Showboat has one-, two-, and three-bedroom apartments with monthly rents that start at under $1,000.

Jim Sparkman, who lives in the 2300 block of East Oakey Boulevard, across the street from the Showboat apartments, said he thinks it’s a positive thing for the neighborhood.

“Overall, I think it’s good to have more housing here. That was just a vacant lot before. They look like nice apartments and they’re well-lit, which is good,” Saprkman said. “We used to be able to see Mount Charleston, so that’s probably the only deterrent for us.”

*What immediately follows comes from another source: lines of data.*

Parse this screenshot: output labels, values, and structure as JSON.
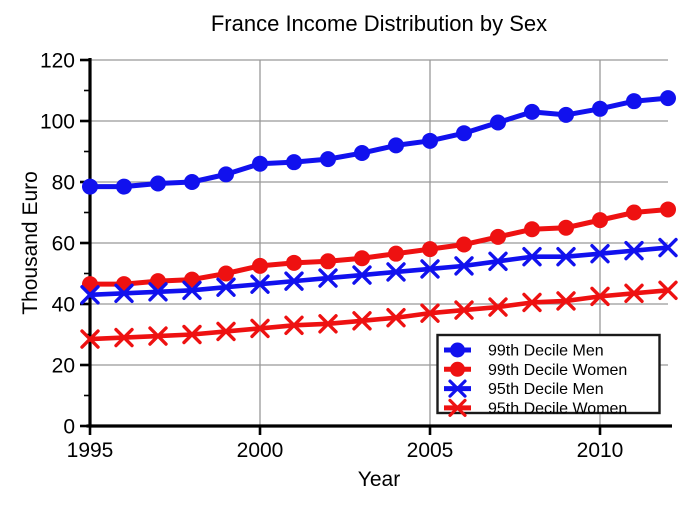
{
  "chart_data": {
    "type": "line",
    "title": "France Income Distribution by Sex",
    "xlabel": "Year",
    "ylabel": "Thousand Euro",
    "xlim": [
      1995,
      2012
    ],
    "ylim": [
      0,
      120
    ],
    "xticks": [
      1995,
      2000,
      2005,
      2010
    ],
    "yticks": [
      0,
      20,
      40,
      60,
      80,
      100,
      120
    ],
    "grid": true,
    "grid_color": "#999999",
    "axis_color": "#000000",
    "background": "#ffffff",
    "legend_position": "lower right",
    "x": [
      1995,
      1996,
      1997,
      1998,
      1999,
      2000,
      2001,
      2002,
      2003,
      2004,
      2005,
      2006,
      2007,
      2008,
      2009,
      2010,
      2011,
      2012
    ],
    "series": [
      {
        "name": "99th Decile Men",
        "color": "#1111ee",
        "marker": "circle",
        "values": [
          78.5,
          78.5,
          79.5,
          80,
          82.5,
          86,
          86.5,
          87.5,
          89.5,
          92,
          93.5,
          96,
          99.5,
          103,
          102,
          104,
          106.5,
          107.5
        ]
      },
      {
        "name": "99th Decile Women",
        "color": "#ee1111",
        "marker": "circle",
        "values": [
          46.5,
          46.5,
          47.5,
          48,
          50,
          52.5,
          53.5,
          54,
          55,
          56.5,
          58,
          59.5,
          62,
          64.5,
          65,
          67.5,
          70,
          71
        ]
      },
      {
        "name": "95th Decile Men",
        "color": "#1111ee",
        "marker": "x",
        "values": [
          43,
          43.5,
          44,
          44.5,
          45.5,
          46.5,
          47.5,
          48.5,
          49.5,
          50.5,
          51.5,
          52.5,
          54,
          55.5,
          55.5,
          56.5,
          57.5,
          58.5
        ]
      },
      {
        "name": "95th Decile Women",
        "color": "#ee1111",
        "marker": "x",
        "values": [
          28.5,
          29,
          29.5,
          30,
          31,
          32,
          33,
          33.5,
          34.5,
          35.5,
          37,
          38,
          39,
          40.5,
          41,
          42.5,
          43.5,
          44.5
        ]
      }
    ]
  }
}
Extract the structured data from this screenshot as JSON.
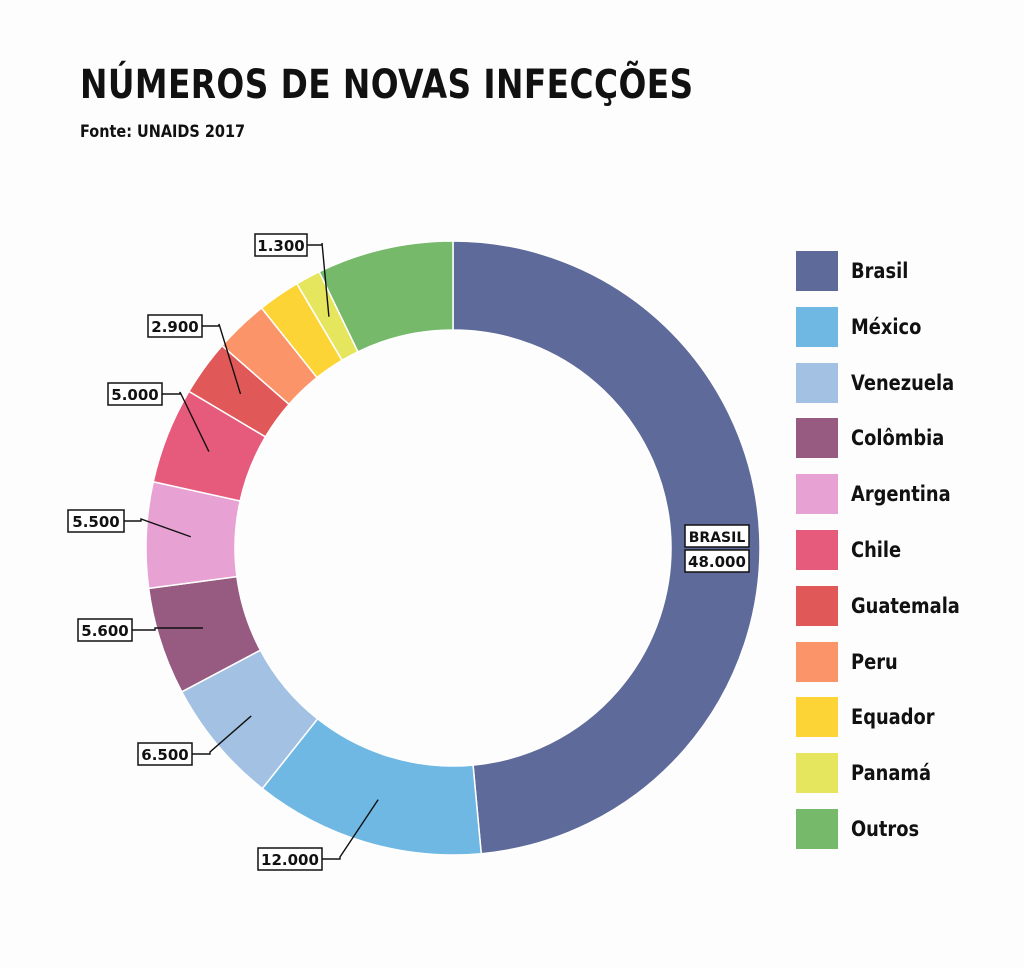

Christina Walton, co-owner of Silver State Glass and Mirror, a short walk from the Showboat complex, said she thinks the apartments could spur more development in the area.

“I’m very excited to see the growth around the east part of Vegas,” Walton said. “The Showboat Apartments are a great addition, and we look forward to welcoming more to the community. Look at the development that the downtown community has seen. We’re an extension of that neighborhood; we hope more businesses are drawn to this side.”

Nothing is left of the old Showboat casino, save memories of dinner outings, boxing matches and its famous bowling alley, which regularly hosted nationally televised PBA Tour events. It opened in 1954 and was later rebranded as Castaways.

“I’ll always remember those days fondly,” Hunt said. “Living here has been great. I had never lived in a brand-new apartment before, so it’s an A-plus for me.”